From Single-user to Multi-user 3D Content Creation (Issues in Creation, Management, Search and Presentation of Interactive 3D Content)

In many application areas, such as entertainment, social networking or education, there are clear advantages of employing multi-user collaborative virtual environments. Such environments enable users to navigate in a shared virtual space and interact with virtual objects and avatars representing other users [1, 15, 59, 61, 64, 74].

Beyond the advantages of communicating with other users, collaborative virtual environments may help to further reduce the content creation problem. Even with the use of simplified content creation methods, the process of creating complex behavior-rich 3D content is laborious and time consuming. Multi-user environments that allow their users to create content in a social way provide a clear advantage [47]. User-generated content is not only cheaper to develop and maintain but also more authentic and closer to users who invest their time and emotions in the creation process.

However, the development of virtual environments supporting user-generated content meets a natural barrier if users cannot be sure whether they are able to control access to their content. To encourage users to actively participate in content development, it is necessary to assure that: (1) the user content will not be misused in any part; (2) interacting with content populating the environment is safe; (3) author rights to the content will be preserved.

Another level of collaboration between users can be achieved by building federated virtual environments. Federalization of virtual environments enables users of different virtual environments to collaborate and gives access to a broader range of services and up-to-date digital assets coming from different sources [38]. Federated virtual environments are more attractive to users and are able to keep larger communities alive. Technically, federalization enhances scalability, extensibility, capability of specialization of a virtual environment system and the level of data and code reuse [3, 16, 29]. This, however, reinforces the security considerations because of limited control over the heterogeneous, distributed computing infrastructure used for running such federated virtual environments.

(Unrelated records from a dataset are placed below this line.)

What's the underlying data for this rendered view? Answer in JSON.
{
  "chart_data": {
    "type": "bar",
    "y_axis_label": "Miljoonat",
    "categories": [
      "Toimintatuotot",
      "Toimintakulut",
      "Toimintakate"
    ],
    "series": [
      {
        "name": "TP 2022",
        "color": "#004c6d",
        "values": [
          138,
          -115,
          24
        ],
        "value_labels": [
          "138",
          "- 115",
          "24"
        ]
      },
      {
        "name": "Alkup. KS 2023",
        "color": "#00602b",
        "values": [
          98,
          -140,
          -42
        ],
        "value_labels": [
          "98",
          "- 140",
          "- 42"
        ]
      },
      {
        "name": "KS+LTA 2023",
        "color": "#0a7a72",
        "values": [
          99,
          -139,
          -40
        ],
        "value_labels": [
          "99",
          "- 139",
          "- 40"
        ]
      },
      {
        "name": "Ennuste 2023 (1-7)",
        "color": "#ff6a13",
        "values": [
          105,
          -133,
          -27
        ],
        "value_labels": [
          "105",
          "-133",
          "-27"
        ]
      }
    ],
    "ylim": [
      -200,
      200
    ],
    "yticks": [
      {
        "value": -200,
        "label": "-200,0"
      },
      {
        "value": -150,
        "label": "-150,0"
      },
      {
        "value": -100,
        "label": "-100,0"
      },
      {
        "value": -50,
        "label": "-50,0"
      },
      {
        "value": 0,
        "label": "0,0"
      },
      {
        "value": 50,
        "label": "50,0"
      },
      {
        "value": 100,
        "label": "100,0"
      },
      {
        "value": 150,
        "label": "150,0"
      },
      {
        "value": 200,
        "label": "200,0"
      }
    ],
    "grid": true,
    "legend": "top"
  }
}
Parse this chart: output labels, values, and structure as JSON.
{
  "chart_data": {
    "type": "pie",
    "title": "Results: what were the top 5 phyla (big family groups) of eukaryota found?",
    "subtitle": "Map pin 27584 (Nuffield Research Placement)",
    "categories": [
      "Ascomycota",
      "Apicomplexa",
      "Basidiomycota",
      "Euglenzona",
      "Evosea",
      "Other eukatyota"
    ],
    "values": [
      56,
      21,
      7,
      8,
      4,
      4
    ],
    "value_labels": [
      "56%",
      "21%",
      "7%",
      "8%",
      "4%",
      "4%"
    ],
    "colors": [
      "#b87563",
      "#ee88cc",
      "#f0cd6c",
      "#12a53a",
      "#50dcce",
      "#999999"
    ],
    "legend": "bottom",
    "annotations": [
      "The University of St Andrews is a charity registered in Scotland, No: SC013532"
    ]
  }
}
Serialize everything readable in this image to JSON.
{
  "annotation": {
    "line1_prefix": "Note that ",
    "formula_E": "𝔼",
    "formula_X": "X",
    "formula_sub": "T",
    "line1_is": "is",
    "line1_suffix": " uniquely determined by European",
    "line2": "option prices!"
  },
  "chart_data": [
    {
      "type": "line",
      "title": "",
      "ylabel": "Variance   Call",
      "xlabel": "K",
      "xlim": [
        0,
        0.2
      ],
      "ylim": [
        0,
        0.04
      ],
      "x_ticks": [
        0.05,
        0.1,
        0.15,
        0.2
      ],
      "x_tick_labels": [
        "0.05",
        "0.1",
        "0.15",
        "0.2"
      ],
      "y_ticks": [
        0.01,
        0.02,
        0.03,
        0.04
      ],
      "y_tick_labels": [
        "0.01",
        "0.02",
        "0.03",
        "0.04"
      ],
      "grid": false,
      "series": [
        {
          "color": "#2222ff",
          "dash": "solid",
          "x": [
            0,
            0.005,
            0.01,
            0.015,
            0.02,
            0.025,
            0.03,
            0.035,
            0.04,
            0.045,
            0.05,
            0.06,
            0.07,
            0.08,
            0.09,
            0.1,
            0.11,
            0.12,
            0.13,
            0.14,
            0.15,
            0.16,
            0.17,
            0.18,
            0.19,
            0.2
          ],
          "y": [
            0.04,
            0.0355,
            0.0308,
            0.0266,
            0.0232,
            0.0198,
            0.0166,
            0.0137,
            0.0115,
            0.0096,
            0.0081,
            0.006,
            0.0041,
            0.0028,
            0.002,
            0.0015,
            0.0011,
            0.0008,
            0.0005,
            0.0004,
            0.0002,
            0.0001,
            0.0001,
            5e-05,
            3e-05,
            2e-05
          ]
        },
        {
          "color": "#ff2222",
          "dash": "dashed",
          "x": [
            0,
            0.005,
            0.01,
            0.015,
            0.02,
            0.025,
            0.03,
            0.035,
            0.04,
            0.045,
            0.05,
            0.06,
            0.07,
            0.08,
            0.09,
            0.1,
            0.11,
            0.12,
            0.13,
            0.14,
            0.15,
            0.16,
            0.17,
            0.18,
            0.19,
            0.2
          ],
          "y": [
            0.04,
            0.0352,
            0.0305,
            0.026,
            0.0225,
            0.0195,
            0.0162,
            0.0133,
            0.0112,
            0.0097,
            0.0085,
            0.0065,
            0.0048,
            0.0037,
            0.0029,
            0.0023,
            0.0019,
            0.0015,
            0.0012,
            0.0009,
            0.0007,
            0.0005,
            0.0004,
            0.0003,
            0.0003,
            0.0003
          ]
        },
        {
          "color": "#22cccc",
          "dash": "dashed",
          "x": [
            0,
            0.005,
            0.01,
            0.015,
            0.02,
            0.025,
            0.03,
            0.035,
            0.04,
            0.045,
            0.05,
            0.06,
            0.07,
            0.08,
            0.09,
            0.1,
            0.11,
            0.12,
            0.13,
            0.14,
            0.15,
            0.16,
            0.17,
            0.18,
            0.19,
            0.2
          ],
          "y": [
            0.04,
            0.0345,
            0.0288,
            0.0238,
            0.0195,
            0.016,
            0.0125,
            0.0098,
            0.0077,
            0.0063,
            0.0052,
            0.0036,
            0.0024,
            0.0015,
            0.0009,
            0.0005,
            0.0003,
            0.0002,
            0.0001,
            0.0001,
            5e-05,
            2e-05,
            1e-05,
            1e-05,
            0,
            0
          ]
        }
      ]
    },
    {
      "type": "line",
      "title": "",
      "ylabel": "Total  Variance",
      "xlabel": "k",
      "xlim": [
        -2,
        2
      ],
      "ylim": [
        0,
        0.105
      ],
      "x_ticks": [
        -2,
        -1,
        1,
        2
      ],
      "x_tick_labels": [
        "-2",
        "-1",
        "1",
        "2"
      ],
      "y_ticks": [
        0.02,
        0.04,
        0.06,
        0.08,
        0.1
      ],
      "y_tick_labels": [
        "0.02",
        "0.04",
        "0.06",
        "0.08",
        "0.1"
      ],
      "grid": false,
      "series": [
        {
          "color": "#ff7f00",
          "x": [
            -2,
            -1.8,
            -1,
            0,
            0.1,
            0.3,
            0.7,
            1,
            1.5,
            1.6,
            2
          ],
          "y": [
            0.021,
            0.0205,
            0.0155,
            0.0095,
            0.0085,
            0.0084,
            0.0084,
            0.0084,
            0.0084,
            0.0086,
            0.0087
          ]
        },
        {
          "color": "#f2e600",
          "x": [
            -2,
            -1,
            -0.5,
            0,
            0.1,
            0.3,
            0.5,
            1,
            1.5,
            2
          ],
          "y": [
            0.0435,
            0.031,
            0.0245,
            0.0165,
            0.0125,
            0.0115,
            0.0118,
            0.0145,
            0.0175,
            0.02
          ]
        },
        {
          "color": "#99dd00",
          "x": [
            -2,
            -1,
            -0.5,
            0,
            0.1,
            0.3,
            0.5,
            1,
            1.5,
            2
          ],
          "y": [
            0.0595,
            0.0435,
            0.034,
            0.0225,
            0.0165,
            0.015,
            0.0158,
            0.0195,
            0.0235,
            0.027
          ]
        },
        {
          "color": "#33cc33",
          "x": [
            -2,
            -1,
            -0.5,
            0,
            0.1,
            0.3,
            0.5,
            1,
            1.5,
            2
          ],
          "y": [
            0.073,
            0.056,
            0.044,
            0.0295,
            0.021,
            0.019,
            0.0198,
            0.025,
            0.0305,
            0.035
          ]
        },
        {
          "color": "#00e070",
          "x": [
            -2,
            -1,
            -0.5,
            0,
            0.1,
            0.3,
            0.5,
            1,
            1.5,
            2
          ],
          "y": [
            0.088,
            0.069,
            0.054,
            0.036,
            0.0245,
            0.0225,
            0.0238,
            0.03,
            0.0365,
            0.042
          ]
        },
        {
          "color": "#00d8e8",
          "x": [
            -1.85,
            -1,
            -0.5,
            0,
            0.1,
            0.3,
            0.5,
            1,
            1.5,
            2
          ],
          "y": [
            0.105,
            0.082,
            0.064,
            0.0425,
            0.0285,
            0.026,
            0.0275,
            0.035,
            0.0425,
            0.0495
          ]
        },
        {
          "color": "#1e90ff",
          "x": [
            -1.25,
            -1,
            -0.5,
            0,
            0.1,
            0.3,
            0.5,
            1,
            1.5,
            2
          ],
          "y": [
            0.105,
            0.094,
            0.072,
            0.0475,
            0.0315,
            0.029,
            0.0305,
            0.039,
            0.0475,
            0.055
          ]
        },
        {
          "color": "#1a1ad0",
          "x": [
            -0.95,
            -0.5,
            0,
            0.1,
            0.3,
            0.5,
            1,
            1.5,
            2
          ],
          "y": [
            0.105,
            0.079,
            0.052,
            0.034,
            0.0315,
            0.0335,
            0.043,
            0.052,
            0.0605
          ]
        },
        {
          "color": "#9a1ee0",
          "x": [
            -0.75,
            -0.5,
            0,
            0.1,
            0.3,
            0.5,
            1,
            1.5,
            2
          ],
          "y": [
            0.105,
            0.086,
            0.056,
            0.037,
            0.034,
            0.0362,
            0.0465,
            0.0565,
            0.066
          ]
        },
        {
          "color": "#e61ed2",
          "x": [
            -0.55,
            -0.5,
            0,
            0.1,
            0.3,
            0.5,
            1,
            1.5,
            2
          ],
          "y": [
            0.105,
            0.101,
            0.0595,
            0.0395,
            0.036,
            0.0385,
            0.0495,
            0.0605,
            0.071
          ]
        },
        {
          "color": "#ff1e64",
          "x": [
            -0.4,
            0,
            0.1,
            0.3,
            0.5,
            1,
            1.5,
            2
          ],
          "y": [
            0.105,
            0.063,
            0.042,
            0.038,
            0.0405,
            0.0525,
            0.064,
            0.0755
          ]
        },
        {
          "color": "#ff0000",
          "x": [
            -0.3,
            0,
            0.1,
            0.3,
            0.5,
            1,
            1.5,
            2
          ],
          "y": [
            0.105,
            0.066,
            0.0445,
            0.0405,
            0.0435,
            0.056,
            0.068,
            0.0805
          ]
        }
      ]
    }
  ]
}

Coarse-grained access control and authentication assuring data protection for virtual environments are implemented based on research results in the domains of CAD 3D virtual environments and massively-used virtual worlds. Access control model of the commercial or open source virtual worlds is usually very simple: only few operations from predefined list can be used to form user privileges. In the domain of protecting the rights to data in virtual environments, outputs of research on cryptography and 3D digital watermarking are applied, but they concern only geometry of protected static 3D models, or their compositions that constitute the content of 3D virtual environments.

In modern, interactive, behavior-rich multi-user virtual environments, which are based on user-generated content and run on heterogeneous distributed computing infrastructure, security considerations become of critical importance. Coarse-grained access control and authorization methods cease to be sufficient. Insufficient are also methods of privilege modeling developed so far, which are either geometry-centric with no advanced interaction support or coarse-grained with no flexible privilege modeling capabilities. New methods are required, yet they cannot impose too many restrictions in the phase of creation of users’ objects because modern virtual environments intentionally promote user creativity and sociability. Protection should concern not only geometrical data (3D models), their relationships and structure, classical numeric, text and multimedia data (accessible by a 3D interface of the virtual environment) but also behavioral interactions between objects.